50 Years Of Nepalese Support For UN Peacekeeping
Ban pays tribute to 50 years of Nepalese contributions to UN peacekeeping
12 June 2008 - Fifty years after Nepal first sent peacekeepers to serve in United Nations operations, Secretary-General Ban Ki-moon today thanked the small Asian country for its continuous contribution since then to UN missions around the world.
Nepal has contributed 60,000 peacekeepers to 40 different missions in the past five decades, Mr. Ban said in a message released to mark the 50th anniversary, noting that the country is one of the five biggest providers of troops or police officers to UN missions.
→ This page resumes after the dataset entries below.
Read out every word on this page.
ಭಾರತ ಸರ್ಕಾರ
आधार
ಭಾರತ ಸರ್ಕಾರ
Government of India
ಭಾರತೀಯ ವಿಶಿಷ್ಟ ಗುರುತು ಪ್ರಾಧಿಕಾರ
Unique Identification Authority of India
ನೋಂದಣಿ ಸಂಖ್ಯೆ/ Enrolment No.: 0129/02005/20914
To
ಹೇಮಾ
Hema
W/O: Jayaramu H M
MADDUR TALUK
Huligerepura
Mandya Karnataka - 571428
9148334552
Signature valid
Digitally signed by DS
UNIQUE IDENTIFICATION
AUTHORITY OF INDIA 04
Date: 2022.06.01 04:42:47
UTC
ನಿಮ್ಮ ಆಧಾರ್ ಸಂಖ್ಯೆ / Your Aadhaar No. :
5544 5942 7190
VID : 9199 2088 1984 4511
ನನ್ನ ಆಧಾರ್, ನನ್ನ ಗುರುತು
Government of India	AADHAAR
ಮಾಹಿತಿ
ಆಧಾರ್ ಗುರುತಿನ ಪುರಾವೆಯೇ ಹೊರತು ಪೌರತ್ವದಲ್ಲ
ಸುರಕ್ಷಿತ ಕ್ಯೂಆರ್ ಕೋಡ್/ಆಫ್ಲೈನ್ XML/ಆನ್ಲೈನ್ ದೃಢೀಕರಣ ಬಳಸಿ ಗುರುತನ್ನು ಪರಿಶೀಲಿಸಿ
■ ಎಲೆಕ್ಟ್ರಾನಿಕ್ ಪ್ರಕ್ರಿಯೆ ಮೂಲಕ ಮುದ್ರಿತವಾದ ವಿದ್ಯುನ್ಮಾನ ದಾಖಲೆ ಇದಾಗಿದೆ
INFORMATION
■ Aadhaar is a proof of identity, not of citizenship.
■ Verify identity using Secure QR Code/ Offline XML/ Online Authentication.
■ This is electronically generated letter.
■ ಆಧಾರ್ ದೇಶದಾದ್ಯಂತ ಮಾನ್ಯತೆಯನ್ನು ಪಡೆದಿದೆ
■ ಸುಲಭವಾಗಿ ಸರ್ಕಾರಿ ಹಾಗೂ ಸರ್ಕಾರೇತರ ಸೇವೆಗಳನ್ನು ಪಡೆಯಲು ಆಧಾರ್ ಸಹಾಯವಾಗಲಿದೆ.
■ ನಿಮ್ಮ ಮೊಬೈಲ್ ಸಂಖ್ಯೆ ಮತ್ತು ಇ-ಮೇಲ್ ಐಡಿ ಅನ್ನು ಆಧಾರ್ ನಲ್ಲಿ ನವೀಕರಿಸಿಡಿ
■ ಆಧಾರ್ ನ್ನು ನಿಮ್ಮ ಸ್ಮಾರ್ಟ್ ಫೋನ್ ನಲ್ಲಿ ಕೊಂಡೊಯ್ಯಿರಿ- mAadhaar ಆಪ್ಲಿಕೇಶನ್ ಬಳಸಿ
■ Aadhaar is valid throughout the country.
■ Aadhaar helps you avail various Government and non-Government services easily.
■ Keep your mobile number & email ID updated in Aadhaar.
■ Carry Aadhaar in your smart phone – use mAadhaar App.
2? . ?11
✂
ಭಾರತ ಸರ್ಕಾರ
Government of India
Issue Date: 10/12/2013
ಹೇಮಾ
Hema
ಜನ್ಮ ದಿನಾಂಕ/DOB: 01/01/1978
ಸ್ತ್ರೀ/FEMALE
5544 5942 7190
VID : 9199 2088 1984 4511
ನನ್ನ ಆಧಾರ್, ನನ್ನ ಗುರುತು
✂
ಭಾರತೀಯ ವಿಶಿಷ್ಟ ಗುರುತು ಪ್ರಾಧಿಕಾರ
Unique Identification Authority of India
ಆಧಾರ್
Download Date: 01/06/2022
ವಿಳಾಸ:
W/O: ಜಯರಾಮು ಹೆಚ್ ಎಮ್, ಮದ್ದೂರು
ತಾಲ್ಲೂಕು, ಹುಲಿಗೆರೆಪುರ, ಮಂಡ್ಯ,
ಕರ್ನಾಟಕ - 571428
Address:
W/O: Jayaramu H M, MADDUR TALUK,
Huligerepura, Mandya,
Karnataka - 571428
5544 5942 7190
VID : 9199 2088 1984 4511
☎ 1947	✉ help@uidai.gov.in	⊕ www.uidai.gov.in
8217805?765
"Today, Nepal and four other nations of the South together contribute nearly half of the UN's peacekeepers around the world," he said, adding that more than 60 Nepalese peacekeepers have died in service.
Currently more than 110,000 men and women are deployed in conflict zones for the UN, monitoring agreements, maintaining the peace and providing stability, whether in uniform or as civilian staff.
"They train police, disarm ex-combatants, support elections and help build State institutions. They build bridges, repair schools, assist flood victims and protect women from sexual violence," Mr. Ban said.
"They uphold human rights and promote gender equality. Thanks to their efforts, life-saving humanitarian assistance can be delivered and economic development can begin."